Do you actually say these words OUT LOUD to other people before you write them? I highly doubt it. But masked by some ridiculous sign-on name and an anonymous avatar, no one knows who you are and consequently you can’t be identified as the societal scum that you are.
As the wise Emily Currin said to me, “No one ever flipped anyone off from a covered wagon.” In today’s world of veiled anonymity, we are allowed to abandon our filters and say whatever harebrained idea pops up, no matter how filled with hatred it may be because we have the mediums to pursue them.

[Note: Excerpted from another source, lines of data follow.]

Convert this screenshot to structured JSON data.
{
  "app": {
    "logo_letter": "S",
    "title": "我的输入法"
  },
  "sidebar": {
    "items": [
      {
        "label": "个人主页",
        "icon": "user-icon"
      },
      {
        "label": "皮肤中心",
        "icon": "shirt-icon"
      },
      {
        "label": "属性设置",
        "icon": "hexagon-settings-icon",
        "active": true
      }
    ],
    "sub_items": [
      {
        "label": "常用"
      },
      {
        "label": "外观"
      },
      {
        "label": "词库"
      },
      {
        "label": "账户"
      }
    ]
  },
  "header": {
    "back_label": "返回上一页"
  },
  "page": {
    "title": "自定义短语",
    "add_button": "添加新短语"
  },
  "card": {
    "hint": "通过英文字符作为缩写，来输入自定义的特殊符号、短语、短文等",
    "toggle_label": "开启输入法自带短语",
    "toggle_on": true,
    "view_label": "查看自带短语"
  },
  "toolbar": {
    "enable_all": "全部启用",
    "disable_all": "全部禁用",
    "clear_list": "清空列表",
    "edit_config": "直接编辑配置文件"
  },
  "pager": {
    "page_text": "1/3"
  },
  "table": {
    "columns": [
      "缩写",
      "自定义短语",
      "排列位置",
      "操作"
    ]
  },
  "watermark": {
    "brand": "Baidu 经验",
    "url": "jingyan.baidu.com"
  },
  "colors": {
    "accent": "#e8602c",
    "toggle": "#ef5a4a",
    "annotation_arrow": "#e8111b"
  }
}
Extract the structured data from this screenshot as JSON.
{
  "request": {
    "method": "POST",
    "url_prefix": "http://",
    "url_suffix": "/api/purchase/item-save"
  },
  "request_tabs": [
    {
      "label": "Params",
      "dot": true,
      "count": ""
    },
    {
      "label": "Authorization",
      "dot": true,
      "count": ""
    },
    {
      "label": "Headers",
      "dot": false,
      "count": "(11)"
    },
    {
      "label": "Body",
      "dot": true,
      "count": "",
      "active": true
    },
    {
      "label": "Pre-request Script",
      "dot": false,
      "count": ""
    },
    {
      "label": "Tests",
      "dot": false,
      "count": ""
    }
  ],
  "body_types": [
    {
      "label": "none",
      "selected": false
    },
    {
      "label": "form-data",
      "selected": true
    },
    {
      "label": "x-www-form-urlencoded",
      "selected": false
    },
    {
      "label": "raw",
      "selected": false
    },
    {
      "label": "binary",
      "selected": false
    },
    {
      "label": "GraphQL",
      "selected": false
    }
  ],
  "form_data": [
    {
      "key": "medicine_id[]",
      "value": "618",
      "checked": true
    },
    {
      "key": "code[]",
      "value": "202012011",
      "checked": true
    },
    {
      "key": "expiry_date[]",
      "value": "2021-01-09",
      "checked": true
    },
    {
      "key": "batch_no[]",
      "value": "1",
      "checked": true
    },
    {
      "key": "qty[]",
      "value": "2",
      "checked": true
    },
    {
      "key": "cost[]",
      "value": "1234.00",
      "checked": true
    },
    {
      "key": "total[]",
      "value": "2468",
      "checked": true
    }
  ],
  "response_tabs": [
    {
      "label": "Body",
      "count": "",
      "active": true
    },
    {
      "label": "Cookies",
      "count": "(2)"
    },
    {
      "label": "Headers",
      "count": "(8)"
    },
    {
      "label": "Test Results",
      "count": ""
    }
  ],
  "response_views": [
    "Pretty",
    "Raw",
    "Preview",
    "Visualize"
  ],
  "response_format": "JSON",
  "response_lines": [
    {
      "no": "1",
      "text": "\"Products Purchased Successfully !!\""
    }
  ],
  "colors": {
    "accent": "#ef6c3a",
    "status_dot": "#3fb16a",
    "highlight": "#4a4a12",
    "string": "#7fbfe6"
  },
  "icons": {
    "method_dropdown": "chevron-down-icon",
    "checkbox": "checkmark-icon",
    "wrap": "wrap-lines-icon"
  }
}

So, I thought I would ask Tom Negrete, the Bee’s online editor about it. Well, Tom and his staff have looked at different perceptions of the comments section. He said that only a small, but strong, percentage of readers comment (only about 2-5%) on a regular basis and ultimately view the section as positive. It’s the readers who don’t view it very often that see the darker side of it.
Well, maybe we don’t go down, literally, to that level on a regular basis because we don’t like what we see?
They have looked at having the author of the article take part in the discussion of the comments section. Metro columnist Marcos Breton ventured into the discussion, only to find mixed results. Some viewed his participation as humanizing the story, and some viewed it as an intrusion of the readers’ space to have an unbiased discussion.
Breton and the Bee saw it as just too time-consuming. Too many accusations to defend? To many questions to answer?
The upside to all of this is that there are options. Readers can “hide” comments they don’t like/agree with. Not all stories see negative backlash. If you don’t want to be succumbed to the muck, avoid stories about the legalization of marijuana, same-sex marriage and immigration. And if the editor thinks conversation has gotten too intense, they can shut down the ability to leave a comment.
In the end, Tom said he is often enlightened by what readers have to say. As Tom reads the comments more than I do, he says he is often inspired by the insight readers have to offer, their compulsion to share and their constructive criticism.
Well, I’m glad someone can see the positive.
A Lesson to Us All
I think, and I say this with VAST EXPERIENCE, we should always think of the consequences before writing them out. No matter how anonymous we try to be.
Just take the proverbial covered wagon moving in the slow lane to the internet’s high-speed open road and don’t get your wheels stuck in the muddy comment section. Good luck.